Figures & data
Figure 1. The primary chondrocytes infected with Zfp521 were in good condition. (a) The effect of different doses of Zfp521 on chondrocyte viability was monitored in RTCA experiments. (b–c) Quantitative analysis of the cell index at 28 and 52 h. (d) The chondrocytes were observed using a fluorescence microscope in a pilot Zfp521 dose within an MOI range of 50–400. Scale bar: 100 μm. (e) Comparison of the rate of fluorescent positive cells between MOIs of 50 and 100. (f) The Zfp521 expression increased 8.304-fold at an MOI of 50 in the Ad-Zfp521 group compared with the vehicle group. (g) The Toluidine blue staining for the Ad-Zfp521 group at an MOI of 50 and the vehicle group. *P < 0.05, **P < 0.01, and ***P < 0.001. ns: not significant.
Figure 2. Here, Zfp521 affected the cell cycle progression and extracellular matrix–related pathways in the proteomics analysis (a) The hierarchical clustering of differential expression proteins. (b–c) Volcano plots and statistical plots of differential proteins. (d) Differential proteins were enriched in the pathway of the cell cycle phase and extracellular matrix in Biological Process of Gene Ontology analysis. (e) The cellular component analysis showed that differential proteins were enriched in the extracellular-associated region. (f) Network analysis for cyclin-dependent kinase-4 and MMP-13.
Figure 3. Here, Zfp521 promoted chondrocyte proliferation and inhibited apoptosis. (a) The EdU staining for the Zfp521-siRNA and vehicle siRNA chondrocytes was performed.
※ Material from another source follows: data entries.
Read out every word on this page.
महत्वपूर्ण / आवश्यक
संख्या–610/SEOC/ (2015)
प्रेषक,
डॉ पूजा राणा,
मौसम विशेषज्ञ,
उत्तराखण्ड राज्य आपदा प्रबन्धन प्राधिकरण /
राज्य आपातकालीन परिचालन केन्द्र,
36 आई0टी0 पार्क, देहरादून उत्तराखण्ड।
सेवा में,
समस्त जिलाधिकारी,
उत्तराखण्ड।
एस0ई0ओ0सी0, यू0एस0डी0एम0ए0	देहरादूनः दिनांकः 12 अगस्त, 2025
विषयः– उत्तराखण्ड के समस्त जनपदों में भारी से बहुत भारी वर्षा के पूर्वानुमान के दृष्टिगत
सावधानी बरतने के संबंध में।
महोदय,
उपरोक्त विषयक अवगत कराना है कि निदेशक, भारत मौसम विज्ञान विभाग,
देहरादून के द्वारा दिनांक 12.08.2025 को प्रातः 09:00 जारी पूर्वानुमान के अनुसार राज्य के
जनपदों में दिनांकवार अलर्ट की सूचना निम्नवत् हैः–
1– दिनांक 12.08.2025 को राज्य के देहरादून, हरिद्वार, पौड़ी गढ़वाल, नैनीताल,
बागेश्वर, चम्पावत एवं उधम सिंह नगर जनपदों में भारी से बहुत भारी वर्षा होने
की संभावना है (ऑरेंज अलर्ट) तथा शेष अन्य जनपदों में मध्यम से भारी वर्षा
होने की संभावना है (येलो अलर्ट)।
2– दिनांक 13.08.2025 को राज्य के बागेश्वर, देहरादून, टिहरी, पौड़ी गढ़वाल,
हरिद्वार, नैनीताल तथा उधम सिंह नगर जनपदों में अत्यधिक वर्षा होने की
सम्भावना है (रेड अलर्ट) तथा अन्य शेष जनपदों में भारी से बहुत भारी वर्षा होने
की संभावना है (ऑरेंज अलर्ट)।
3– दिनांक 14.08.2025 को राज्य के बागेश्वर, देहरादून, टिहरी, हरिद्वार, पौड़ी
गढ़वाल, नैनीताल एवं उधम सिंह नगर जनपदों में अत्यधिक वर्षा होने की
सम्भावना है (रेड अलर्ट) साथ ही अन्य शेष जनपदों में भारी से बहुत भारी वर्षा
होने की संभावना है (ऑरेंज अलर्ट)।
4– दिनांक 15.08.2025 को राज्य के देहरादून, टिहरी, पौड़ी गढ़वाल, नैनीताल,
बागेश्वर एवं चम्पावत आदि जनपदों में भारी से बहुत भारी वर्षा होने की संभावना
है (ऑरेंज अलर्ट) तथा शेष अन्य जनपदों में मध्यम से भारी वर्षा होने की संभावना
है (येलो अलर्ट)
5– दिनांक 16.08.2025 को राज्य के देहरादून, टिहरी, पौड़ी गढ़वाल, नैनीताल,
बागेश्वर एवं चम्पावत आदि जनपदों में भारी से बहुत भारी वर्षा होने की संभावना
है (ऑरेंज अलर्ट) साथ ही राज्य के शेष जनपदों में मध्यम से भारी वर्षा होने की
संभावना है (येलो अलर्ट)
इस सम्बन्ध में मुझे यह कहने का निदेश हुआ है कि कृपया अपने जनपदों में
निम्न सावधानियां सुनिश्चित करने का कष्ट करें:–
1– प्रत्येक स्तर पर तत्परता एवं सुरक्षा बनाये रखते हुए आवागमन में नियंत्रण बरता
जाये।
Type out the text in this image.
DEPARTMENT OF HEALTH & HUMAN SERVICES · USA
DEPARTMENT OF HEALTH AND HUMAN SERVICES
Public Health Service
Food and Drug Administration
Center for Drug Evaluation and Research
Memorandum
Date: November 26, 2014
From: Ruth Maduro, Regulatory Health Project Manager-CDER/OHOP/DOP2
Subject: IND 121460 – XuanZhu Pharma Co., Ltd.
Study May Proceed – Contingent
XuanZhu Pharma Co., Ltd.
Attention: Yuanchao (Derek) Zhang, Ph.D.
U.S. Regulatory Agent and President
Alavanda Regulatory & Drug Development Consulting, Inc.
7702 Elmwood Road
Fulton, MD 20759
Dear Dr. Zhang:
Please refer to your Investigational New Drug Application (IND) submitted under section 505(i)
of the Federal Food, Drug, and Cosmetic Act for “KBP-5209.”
Scale bar: 200 μm. (b) Comparison of the TUNEL staining for the Zfp521-siRNA and vehicle siRNA chondrocytes. Scale bar: 200 μm. (c-d) Quantitative analysis of the EdU and TUNEL assays between the Zfp521-siRNA group and vehicle siRNA group. (e–f) Immunohistochemical staining for PCNA and caspase-3 in the ACLT rats at nine weeks postop. Black scale bar: 50 μm. Blue scale bar: 15 μm. (g–h) Quantitative analysis of the immunohistochemical staining for PCNA and caspase-3 in the ACLT rats. **P < 0.01 and ***P < 0.001. ns: not significant.
Figure 4. Here, Zfp521 suppressed the catabolic responses by downregulating Runx2 in the cartilage. (a) The RT-PCR of the IL1β-induced rat OA chondrocytes for catabolic biomarkers. (b) The total MMP levels in the living rats were monitored using FMT. (c) Quantitative comparison of FMT by the region of interest. (d) Immunohistochemical staining for Runx2, MMP-13, and Col10a1 at the protein level after nine weeks of treatment in the rats. Black scale bar: 50 μm. Blue scale bar: 15 μm. * P < 0.05. ns: not significant.
Figure 5. Here, Zfp521 enhanced anabolism by upregulating SOX9 in the cartilage. (a) The RT-PCR of the IL1β-induced rat OA chondrocytes for anabolic biomarkers. (b) Immunohistochemical staining for SOX9 and Col2a1 at the protein level after nine weeks of treatment in the rats. Black scale bar: 50 μm. Blue scale bar: 15 μm. (c–d) Safranin O/fast green staining and the OARSI scores for the cartilage evaluation. Scale bar: 50 μm. (e) Sample preparation for the nanoindentation test and labeling of the cartilage areas to be measured. (f–g) Young’s modulus of the cartilage in the medial and lateral tibial plateau. *P < 0.05.
Figure 6. Here, Zfp521 relieved pain and attenuated knee degeneration. (a) Gait analysis for pain evaluation using the mean intensity/body weight of the right hind limb. (b–c) Quantitative comparison of the mean intensity/body weight and duty cycle. (d) India ink staining for the assessment of the surface erosion of the articular cartilage. (e) The severity of the osteoporosis and subchondral osteosclerosis were evaluated via X-rays. (f) Osteophytosis scores in the X-rays. * P < 0.05. ns: not significant.
Figure 7. The molecular function of Zfp521 depended on the HDAC4 in the cell nucleus. (a) Domain analysis of proteomics for differentially expressed proteins. (b) A reduction in the phosphorylation metabolism in the KEGG pathway analysis. (c) The Zfp521 upregulation enabled HDAC4 to move into the nucleus at 48 h and onwards, as shown by the enhanced green fluorescence in the nucleus. Scale bar: 100 μm. (d) Here, Zfp521 did not affect the total protein expression of HDAC4. (e) The level of HDAC4 increased in the nucleus and decreased in the cytoplasm after Zfp521 upregulation. (f) The functions of Zfp521 were significantly weakened in the presence of okadaic acid.